I despise the click-bait websites that say you need to have X amount of dollars saved by the age of Y, or that if you want financial success you need to be saving Z amount of your income.


Because each one of us has our own goals, our own values. Some want to achieve financial independence by age 50. Others envision working till they’re 70. Some people want to live on $4,000 a month, others want to live on $20,000 a month. 

When we compare ourselves to our peers we lose sight of that. 

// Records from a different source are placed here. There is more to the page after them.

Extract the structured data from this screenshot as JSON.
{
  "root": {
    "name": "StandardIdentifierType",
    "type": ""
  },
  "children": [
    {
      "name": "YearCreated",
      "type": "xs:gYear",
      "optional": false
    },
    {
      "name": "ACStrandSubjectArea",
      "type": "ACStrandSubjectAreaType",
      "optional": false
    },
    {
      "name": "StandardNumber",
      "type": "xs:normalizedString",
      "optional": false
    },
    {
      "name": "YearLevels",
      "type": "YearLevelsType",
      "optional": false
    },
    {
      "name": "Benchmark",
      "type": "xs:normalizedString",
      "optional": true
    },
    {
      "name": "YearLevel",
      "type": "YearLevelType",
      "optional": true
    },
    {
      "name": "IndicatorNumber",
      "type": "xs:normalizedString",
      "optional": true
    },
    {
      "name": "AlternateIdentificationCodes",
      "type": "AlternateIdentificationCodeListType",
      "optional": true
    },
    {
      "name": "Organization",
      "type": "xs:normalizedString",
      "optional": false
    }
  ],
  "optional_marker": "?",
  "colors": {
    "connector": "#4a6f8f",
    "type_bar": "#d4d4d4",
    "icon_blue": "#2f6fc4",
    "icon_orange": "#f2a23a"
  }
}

If John and Barb subscribe to the FIRE mentality (financially independent, retire early), then yeah - they’re going to have to accumulate a boatload of savings much sooner than Joe and Betty, who want to slow down around age 65. And if Joe and Susan are comparing themselves to John and Betty, they’re going to feel really, really behind. But they might not be behind at all. 

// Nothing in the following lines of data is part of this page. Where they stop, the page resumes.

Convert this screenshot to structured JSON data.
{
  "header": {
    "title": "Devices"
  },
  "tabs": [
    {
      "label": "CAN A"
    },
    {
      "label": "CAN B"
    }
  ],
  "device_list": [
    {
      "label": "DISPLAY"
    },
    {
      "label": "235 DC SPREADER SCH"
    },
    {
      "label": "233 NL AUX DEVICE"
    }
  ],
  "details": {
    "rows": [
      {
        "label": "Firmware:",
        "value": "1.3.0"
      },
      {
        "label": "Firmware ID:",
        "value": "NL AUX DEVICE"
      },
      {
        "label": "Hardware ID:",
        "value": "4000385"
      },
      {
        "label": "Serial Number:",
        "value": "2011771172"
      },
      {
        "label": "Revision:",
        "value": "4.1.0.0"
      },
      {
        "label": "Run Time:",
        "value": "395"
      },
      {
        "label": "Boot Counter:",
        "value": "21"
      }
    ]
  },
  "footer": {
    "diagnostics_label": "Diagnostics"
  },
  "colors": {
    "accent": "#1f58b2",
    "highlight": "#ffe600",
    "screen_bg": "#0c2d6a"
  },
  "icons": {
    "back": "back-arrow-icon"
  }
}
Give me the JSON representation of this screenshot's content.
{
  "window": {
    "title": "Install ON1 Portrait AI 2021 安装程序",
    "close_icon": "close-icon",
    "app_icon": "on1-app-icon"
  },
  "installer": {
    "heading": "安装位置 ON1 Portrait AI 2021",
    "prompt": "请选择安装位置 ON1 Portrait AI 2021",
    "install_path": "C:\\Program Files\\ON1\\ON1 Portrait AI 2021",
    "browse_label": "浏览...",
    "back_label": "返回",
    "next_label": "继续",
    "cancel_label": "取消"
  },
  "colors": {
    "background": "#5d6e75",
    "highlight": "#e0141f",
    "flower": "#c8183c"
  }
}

Measuring ourselves relative to others - whether it’s our income, our net worth, or our status - is a fools’ game, with no winners. Don’t look to others for a benchmark, look at your own goals and your own values and see if you’re on track for those. 

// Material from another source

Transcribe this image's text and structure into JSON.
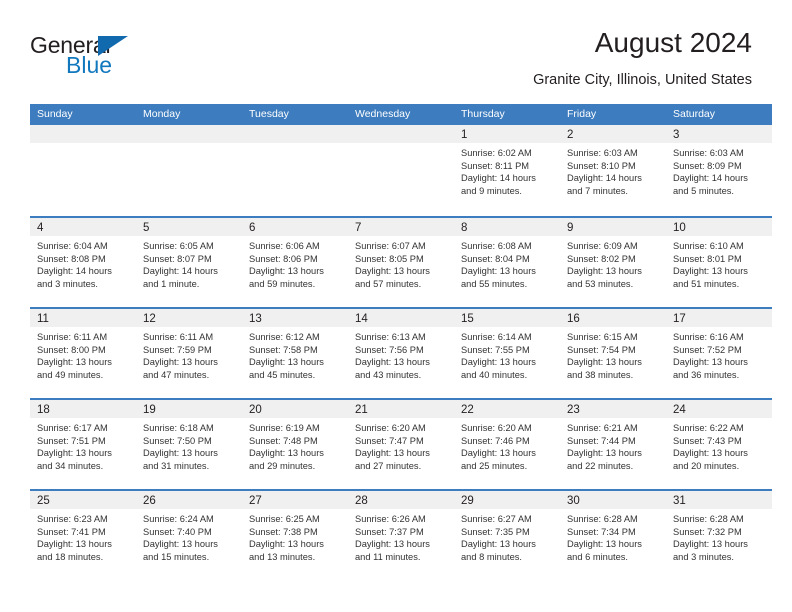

Success is then defined by the progress you’re making towards them, not to other people.
Interesting Resources 

1. Movement Capital - Summarizing the Case for International Stocks 
Slight case of déjà vu here, but here’s another reminder that although International Stocks have way under-performed the US the past 10 years or so, they should still be a staple in most investor’s equity portfolios. The below chart shows the past five decades of International vs US stocks. It’s almost an oscillating pattern of which type of equities do better, and we’ll never know in advance. Another case for diversification! 
2. Budweiser -  This Bud’s for 3 (YouTube) 
I’ll admit I’m not a huge basketball fan, but I’ve always admired Dwayne Wade for some reason. His grit, scrappiness, his athleticism. But I think above all that he just SEEMS like a good dude, never seems to get in trouble on or off the court. So I don’t have much of a connection to him, but this video made me more than teary eyed. I won’t spoil it for you if you haven’t seen it, but it’s well worth the 4 minutes to give a view. 
I have a confession to make: I fall guilty to comparing myself to others. Whether it’s clients I work with, or other financial advisors I know - I do it. And it gets me into a negative funk. And without fail, when I zoom back out and look at our personal goals, our personal values, what we feel called to do - and realize we’re on track, I feel much, much better. And the peace and contentment from that can’t be measured.